CNet News

A group of programmers has forked OpenOffice.org, the open-source rival to Microsoft Office that Oracle acquired when it bought Sun Microsystems.

The group, called the Document Foundation, published beta versions of its software, called LibreOffice for download on Tuesday. And although the group invited Oracle to offer its OpenOffice trademark, they made it clear they’re willing to proceed without the software and now hardware company.

“Developers are invited to join the project and contribute to the code in the new friendly and open environment, to shape the future of office productivity suites alongside contributors who translate, test, document, support, and promote the software,” the group said in a statement.




  1. oldfart says:

    So, will the product crumble to crap, or improve and innovate?

  2. LowKey says:

    Hopefully the dependency on Java will go away.

  3. sdmadsen says:

    The dependency on Java won’t go away unless they do a top down rewrite. Nearly the entire thing is written in Java.

  4. Luc says:

    @3,
    Wrong. Nearly the entire thing is based on XML (which is why it’s so damn slow and jerky, like Firefox). If you don’t have Java, you just can’t write or use macros. Everything else works.

  5. AlanB says:

    @4
    He means that OpenOffice is written (mostly) in Java, and they aren’t going to re-write it. But this is more-or-less transparent to the user.

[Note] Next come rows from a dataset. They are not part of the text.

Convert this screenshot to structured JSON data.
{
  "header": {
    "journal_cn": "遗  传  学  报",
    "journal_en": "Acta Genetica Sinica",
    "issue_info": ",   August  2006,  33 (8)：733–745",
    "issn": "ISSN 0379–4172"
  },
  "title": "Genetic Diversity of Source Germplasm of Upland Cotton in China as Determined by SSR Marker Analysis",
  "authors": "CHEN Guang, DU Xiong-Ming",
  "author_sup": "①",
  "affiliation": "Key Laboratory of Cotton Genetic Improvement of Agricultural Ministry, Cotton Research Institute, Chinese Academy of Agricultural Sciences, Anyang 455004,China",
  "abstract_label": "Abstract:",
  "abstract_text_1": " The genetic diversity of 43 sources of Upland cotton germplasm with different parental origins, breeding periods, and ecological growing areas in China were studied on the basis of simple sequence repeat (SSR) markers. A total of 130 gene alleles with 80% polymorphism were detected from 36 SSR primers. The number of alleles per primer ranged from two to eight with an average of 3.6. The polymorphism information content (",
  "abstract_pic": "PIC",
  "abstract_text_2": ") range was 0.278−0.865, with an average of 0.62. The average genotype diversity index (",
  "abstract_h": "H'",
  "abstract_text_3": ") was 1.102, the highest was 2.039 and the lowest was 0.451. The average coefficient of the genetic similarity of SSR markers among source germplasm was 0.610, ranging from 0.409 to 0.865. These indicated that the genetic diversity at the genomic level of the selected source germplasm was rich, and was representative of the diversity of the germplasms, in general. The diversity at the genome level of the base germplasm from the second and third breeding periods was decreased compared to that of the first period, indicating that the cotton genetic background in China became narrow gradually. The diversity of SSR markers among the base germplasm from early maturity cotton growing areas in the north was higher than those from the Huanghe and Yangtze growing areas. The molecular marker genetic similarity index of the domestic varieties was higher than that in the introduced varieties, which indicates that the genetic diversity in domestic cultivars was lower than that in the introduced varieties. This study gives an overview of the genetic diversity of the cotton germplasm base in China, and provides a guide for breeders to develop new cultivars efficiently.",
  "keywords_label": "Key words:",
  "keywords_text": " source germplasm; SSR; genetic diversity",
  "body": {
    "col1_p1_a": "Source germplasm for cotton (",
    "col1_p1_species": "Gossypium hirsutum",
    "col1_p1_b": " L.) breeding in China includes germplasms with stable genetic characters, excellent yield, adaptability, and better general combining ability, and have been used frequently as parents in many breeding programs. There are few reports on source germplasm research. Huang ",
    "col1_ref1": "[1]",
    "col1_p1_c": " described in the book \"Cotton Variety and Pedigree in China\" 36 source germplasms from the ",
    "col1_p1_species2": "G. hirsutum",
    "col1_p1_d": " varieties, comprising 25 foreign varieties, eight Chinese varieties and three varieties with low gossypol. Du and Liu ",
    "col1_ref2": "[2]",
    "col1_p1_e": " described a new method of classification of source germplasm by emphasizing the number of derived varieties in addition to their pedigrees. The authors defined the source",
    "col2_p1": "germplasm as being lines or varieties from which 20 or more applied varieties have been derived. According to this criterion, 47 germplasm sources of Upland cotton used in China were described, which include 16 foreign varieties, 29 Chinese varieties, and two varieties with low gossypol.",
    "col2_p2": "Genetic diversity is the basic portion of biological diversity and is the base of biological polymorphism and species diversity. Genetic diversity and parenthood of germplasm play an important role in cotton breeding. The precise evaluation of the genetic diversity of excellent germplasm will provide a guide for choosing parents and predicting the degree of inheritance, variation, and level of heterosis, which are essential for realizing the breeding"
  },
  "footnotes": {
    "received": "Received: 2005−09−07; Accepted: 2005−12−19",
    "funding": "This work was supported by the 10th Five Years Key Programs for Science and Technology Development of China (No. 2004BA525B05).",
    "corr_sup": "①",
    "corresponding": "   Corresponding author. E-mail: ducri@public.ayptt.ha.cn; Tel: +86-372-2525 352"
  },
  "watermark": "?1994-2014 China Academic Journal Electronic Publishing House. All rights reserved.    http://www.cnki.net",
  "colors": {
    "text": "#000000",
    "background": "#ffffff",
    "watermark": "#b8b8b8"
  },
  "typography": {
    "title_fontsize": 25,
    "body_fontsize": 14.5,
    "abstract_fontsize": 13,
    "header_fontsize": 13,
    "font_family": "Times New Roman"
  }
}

    From the user’s point of view, yes, Java as a macro language could conceivably be replaced.

  6. UncDon says:

    Why can’t someone just buy out Oracle and remove it’s (insert adjective here) CEO from its operation?

  7. Luc says:

    @5, It is not written in Java, it’s written in C++. Check it for yourself.

  8. moss says:

    “to shape the future of office productivity suites” as thoroughly boring as they can be.

  9. Greg Allen says:

    I don’t quite understand why this is a story.

    Maybe I don’t understand what “forked” means in this context.

    I thought this was the whole point open source software — that anybody can mess with it.

  10. trirnoth says:

    @9 Greg Allen said,
    “I thought this was the whole point open source software — that anybody can mess with it.”

    Anyone can mess with it. But chances are nobody would use it unless it is backed by a company or a team of well known coders.

    The amount of code involved with Open Office is well beyond the abilities of a single person to manage.

  11. seetheblacksun says:

    Actually, it’s written in Aramaic. So you’re all wrong.

  12. Bill Joy says:

    Open Office and Java dependencies.

    I love how folklore becomes an authoritative statement.

  13. Cap'nKangaroo says:

    #6 With a market cap of approx $100 Billion and Larry Ellision owning aprox 23% of these shares, it would take one hell of a big wad of cash to buy 50.01% of the company stock.

  14. jupsun says:

    @9

    Oracle bought Sun not too long ago. Sun was managing a number of widely used Open Source projects.

    So people were wondering, how much support was Oracle going to give to these projects? … It seemed Oracle just wanted to eliminate the competition (primarily, Sun was managing MySQL…. which is a widely used free database software that competes with Oracle…)

    But you’re right, open source software is open source, so it can be ‘forked’… basically they take all the code from the projects that Oracle now controls and they use it in a separate project to be managed independently of Oracle.

    So the fact that OpenOffice is being forked is demonstrating the test case of a large corporation buying control of an open source project and the project being forked out from under them…. however, we have to wait and see how successful the new project will be without a corporate backer. OpenOffice is a very large and complicated program…

    Another angle to this story is that OpenOffice is the primary free alternative to Microsoft Office…. people who use Linux as a desktop would be in a bit of trouble if OpenOffice (or its fork) stopped being a viable project (though there are other alternatives, like AbiWord for a word processor, but no comparable ‘office suite’).

  15. deowll says:

    I like open office. So sad. Many people depend on it.

  16. AlanB says:

    @5 AlanB
    Hey, if you’re going to use my moniker you should at least know what you’re talking about. Not that I ever do. But you should.